Journal of Endovascular Therapy | 2005

Endovascular brachytherapy after femoropopliteal balloon angioplasty fails to show robust clinical benefit over time.

Nicolas Diehm; Antonio Silvestro; Dai-Do Do; Richard H. Greiner; Jürgen Triller; Felix Mahler; Iris Baumgartner

Purpose: To determine if the short-term efficacy of adjunctive endovascular brachytherapy (EVBT) is maintained over time in patients undergoing balloon angioplasty (BA) of femoropopliteal atherosclerotic lesions. Methods: To evaluate the long-term clinical and angiographic outcome of EVBT, 147 consecutive patients (82 men; mean age 70.8±8.5 years) with 147 treated limbs were randomized to BA with (n=72, 49%) or without (n=75, 51%) adjunctive EVBT (12 or 14-Gy from an 192Ir source, no centering, a 5-mm reference depth). Sixty-eight (46%) limbs were treated for de novo and 79 (54%) for recurrent femoropopliteal lesions. Clinical follow-up at 1, 3, 6, and 12 months and annually thereafter included evaluation of symptoms, ankle-brachial index (ABI), and intra-arterial angiography for new/worsening symptoms or at follow-up between 2 and 5 years. Sustained clinical success was defined as improvement in ABI ≥0.1 and/or of symptoms without repeated target lesion revascularization.
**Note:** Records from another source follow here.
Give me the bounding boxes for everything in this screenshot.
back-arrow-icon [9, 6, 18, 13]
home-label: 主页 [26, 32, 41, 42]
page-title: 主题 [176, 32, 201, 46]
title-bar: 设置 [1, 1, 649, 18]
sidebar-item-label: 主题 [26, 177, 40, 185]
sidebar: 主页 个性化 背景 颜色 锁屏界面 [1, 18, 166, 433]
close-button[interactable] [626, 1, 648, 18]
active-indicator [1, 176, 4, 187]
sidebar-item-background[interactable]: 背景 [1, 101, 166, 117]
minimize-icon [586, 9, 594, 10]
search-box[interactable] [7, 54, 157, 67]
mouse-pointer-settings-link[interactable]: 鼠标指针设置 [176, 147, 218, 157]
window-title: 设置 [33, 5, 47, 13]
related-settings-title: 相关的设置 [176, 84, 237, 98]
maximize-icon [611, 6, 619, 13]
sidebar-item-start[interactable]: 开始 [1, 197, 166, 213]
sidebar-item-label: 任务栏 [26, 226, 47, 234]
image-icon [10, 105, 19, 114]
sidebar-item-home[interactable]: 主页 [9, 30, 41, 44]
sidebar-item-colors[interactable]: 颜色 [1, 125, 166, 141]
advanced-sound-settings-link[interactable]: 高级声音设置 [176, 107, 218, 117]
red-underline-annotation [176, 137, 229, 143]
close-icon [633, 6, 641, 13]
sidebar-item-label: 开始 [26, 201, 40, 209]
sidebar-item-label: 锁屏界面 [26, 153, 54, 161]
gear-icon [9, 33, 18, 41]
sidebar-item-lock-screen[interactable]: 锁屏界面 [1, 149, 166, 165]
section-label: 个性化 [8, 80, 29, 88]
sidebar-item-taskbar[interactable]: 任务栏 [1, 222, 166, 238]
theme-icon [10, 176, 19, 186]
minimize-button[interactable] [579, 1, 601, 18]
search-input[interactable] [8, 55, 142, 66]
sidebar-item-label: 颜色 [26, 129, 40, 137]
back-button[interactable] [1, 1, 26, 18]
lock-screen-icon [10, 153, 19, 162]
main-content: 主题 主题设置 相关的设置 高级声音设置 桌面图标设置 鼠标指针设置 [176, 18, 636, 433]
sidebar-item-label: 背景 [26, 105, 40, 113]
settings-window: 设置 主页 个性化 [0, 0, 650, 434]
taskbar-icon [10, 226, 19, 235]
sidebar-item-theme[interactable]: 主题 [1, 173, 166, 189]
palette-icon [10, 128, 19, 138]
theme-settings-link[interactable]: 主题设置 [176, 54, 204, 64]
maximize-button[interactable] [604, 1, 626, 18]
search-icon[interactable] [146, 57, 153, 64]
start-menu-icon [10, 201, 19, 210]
Angiographic restenosis was defined as ≥50% diameter reduction. Subgroup analysis was performed for de novo versus recurrent lesions. Results: Mean clinical follow-up was 32.3±21.5 months. Angiographic follow-up was available in 83 (56%) patients (41 BA and 42 BA+EVBT) at a mean 31.8±20.7 months. Cumulative sustained clinical success rates at 1, 2, and 3 years, respectively, were 84.3%, 82.1%, and 76.4% after BA versus 82.4%, 69.8%, and 67.5% after BA+EVBT (p=0.26 by log-rank). Although the proportion of patients undergoing follow-up angiography was moderate, the freedom from angiographic restenosis at 1, 2, and 3 years was 70.7%, 63.1%, and 47.1% after BA versus 82.7%, 64.3%, and 64.3% after BA+EVBT (p=0.16 by log-rank). No differences were found between BA and BA+EVBT outcomes in patients with de novo versus recurrent femoropopliteal lesions. Conclusion: The seemingly beneficial short-term effects of BA+EVBT are not sustained in the longer term, with no robust clinical improvement after angioplasty of atherosclerotic de novo or recurrent femoropopliteal lesions at up to 5 years.